Scottish Churches House prepares for the next 50 years

On 22 November 2007, Scotland's main Churches launched a £500,000 appeal to transform Scottish Churches House in Dunblane into a modern conference and hospitality centre to be at the forefront of its work over the next 50 years.

Scottish Churches House is a unique spiritual, intellectual and social resource for the Scottish churches. It is a place of hospitality where for 50 years there has been radical thinking, encounters designed to resolve conflict and educational, cultural and spiritual programmes.
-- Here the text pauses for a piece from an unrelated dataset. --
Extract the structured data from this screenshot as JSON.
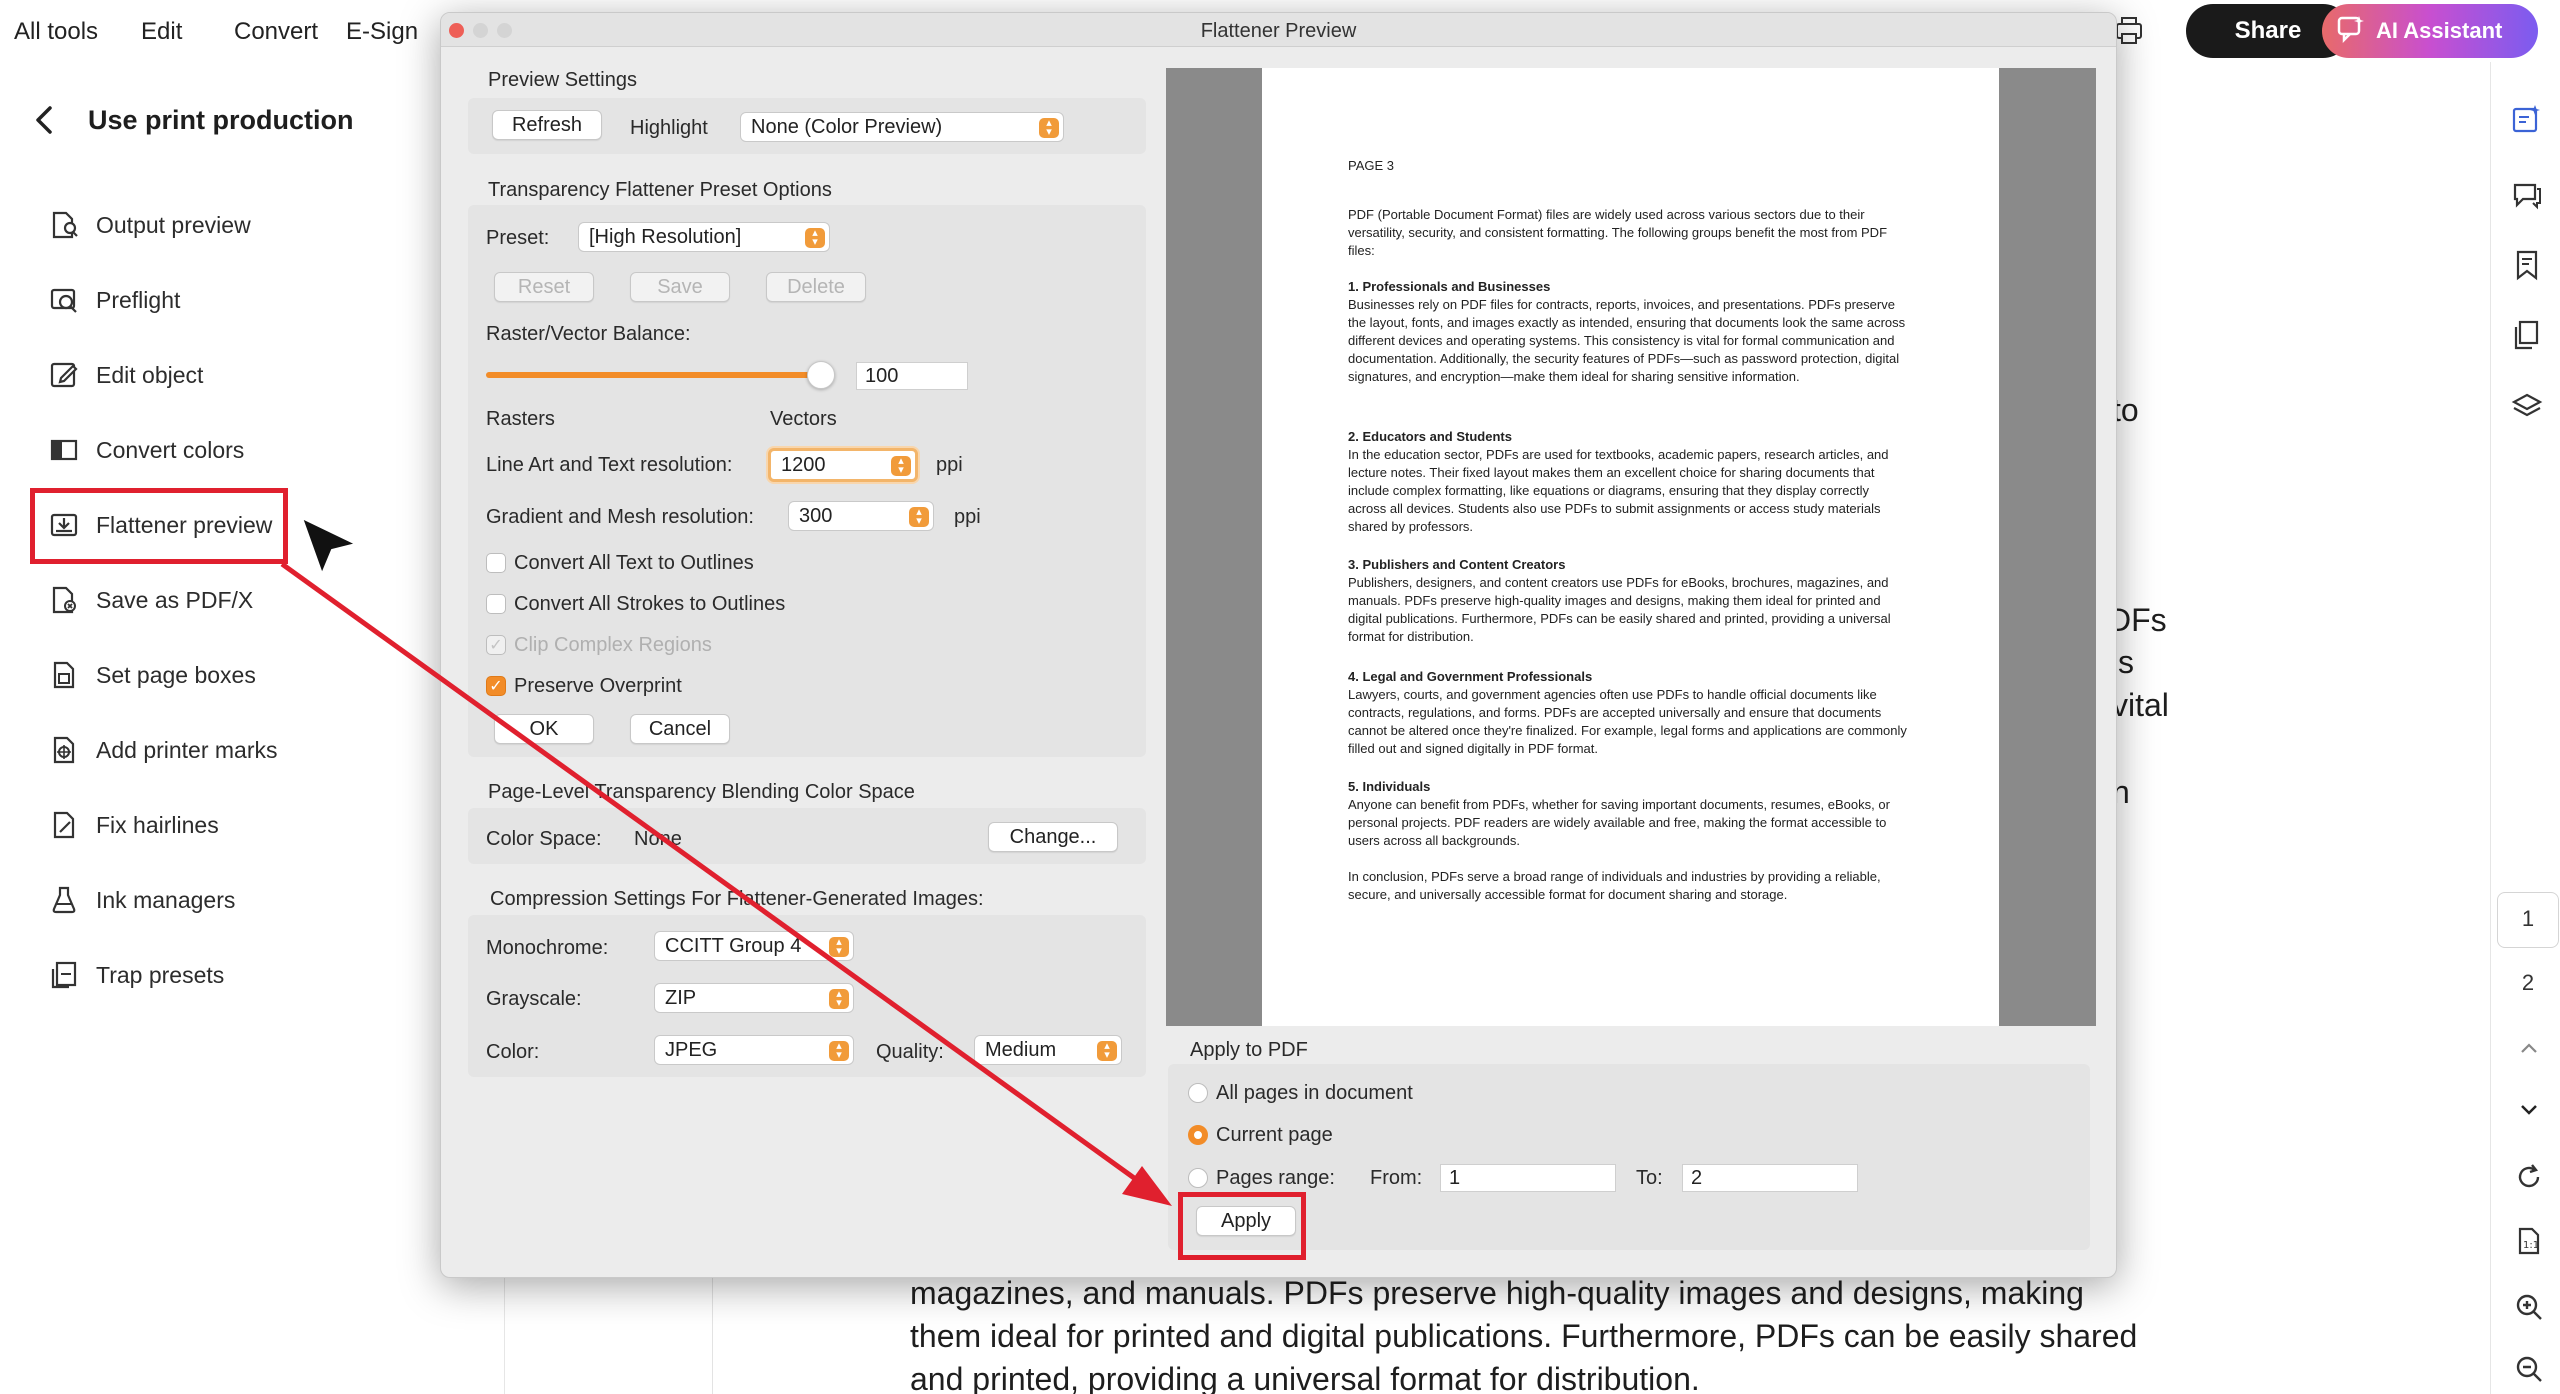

The House is a window of the churches on the civic life of Scotland, a place where faith meets and is tested by social and political realities. In the dining room of Scottish Churches House at Dunblane stands a clock made by prisoners at Aberdeen Craiginches Prison as a token of their solidarity with the parents of the children massacred at the Dunblane Primary School in 1996.

The house now needs a property fit for purpose to support its inspirational programme and other activities. It was founded in 1960 on the Golden Jubilee of the 1910 Edinburgh Conference, from where ecumenical, inter-church cooperation in Scotland started.

Its own jubilee will coincide with the centenary celebrations of the 1910 conference. The Scottish Churches will help endow a refurbished house as a visible symbol of working together in the run up those celebrations.

The refurbishment will provide the bedrooms with en-suite facilities, update catering provision and transform key conference capacity.

A public appeal will be launched in early 2008 to raise the £500,000 necessary.

Danus Skene, the leader of the Interim Management Group charged with raising the funds and project managing the refurbishment, said, "I am truly excited at the future for Scottish Churches House. We already have raised £125,000 from the Carmichael Montgomery Charitable Trust for this refurbishment even before our appeal has been properly launched and have recently had over 130 letters expressing ongoing support for the work that is done here."